Anthony Watkinson is a senior lecturer in the Centre for Publishing at University College London, UK. He spent 40 years in academic and professional publishing with senior posts in Academic Press, Oxford University Press, Chapman & Hall, International Thomson Academic and Professional, Blackwell and Wiley mostly in editorial positions. He is a consultant to the UK Publishers Association and also works for the International Association of Scientific, Technical & Medical Publishers. His research field is scholarly communication and he has published books on how to choose a publisher (for learned societies) and on the management of journals.

Keith Webster is Vice-President and Director of Academic Relations and Strategy at John Wiley & Sons. Before joining Wiley in September 2011, Keith was Dean of Libraries and University Librarian at The University of Queensland in Australia.

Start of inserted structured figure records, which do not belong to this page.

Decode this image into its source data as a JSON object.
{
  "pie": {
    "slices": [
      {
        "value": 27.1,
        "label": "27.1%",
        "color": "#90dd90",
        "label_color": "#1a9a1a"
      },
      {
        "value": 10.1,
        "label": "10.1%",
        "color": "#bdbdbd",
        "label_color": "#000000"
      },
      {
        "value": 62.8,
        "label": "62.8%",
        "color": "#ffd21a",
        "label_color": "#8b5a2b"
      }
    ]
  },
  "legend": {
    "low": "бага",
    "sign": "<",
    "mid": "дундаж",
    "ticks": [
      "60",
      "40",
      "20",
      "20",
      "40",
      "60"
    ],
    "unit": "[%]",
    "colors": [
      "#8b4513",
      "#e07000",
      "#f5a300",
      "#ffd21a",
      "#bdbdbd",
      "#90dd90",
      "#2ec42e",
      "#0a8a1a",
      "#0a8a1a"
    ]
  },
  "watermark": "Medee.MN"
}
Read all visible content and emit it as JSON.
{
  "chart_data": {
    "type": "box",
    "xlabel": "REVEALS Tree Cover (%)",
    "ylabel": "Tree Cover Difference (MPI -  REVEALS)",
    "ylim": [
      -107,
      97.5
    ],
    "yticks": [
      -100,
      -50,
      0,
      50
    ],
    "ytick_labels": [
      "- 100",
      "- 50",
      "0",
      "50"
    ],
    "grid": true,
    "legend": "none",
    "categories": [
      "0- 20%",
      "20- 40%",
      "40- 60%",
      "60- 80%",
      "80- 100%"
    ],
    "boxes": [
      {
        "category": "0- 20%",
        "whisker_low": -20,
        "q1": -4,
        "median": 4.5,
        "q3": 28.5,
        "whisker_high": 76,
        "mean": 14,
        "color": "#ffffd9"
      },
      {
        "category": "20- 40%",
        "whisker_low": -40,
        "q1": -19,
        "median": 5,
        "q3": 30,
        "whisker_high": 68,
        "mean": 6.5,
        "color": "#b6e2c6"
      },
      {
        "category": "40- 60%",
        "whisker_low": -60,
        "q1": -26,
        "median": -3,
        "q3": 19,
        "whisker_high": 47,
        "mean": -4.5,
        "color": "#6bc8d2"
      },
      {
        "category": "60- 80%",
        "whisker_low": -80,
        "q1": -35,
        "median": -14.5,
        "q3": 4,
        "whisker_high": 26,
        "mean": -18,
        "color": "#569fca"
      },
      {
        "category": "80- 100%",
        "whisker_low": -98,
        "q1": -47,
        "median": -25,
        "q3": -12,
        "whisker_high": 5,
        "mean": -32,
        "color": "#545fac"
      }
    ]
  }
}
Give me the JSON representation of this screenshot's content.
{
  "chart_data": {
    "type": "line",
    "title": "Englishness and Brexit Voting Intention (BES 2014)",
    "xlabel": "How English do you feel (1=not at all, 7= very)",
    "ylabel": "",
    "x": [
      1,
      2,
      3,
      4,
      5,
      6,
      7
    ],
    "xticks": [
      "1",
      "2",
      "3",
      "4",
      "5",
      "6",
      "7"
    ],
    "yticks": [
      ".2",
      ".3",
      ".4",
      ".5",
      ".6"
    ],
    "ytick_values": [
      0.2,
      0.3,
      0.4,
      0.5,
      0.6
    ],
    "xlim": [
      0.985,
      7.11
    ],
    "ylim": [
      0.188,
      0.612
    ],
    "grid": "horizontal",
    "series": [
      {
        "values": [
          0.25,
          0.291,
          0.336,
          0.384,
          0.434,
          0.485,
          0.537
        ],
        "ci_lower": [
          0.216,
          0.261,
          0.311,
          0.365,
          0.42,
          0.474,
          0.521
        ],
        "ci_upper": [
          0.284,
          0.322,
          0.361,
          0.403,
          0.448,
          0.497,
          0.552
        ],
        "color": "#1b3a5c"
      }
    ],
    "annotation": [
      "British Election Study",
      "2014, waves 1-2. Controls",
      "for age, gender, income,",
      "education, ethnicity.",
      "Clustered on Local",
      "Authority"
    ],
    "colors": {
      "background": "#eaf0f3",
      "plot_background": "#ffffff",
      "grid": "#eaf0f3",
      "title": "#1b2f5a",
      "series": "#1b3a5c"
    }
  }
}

Previous posts include University Librarian at Victoria University of Wellington, New Zealand, Head of Information Policy at HM Treasury in London and Director of Information Services at the School of Oriental & African Studies, University of London. He has been an Adjunct Professor of Library Management at Victoria University of Wellington and Honorary Professor of Information Science at City University, London. Keith is a Chartered Fellow and an Honorary Fellow of the Chartered Institute of Library and Information Professionals. He has held a number of offices in professional bodies, including Chair of the Editorial Board, Australian Library Journal, Vice-President of the Library and Information Association of New Zealand Aotearoa, Honorary Treasurer of the Chartered Institute of Library and Information Professionals, membership of the UK Parliament’s Advisory Council on Libraries and Honorary Secretary of the Institute of Information Scientists.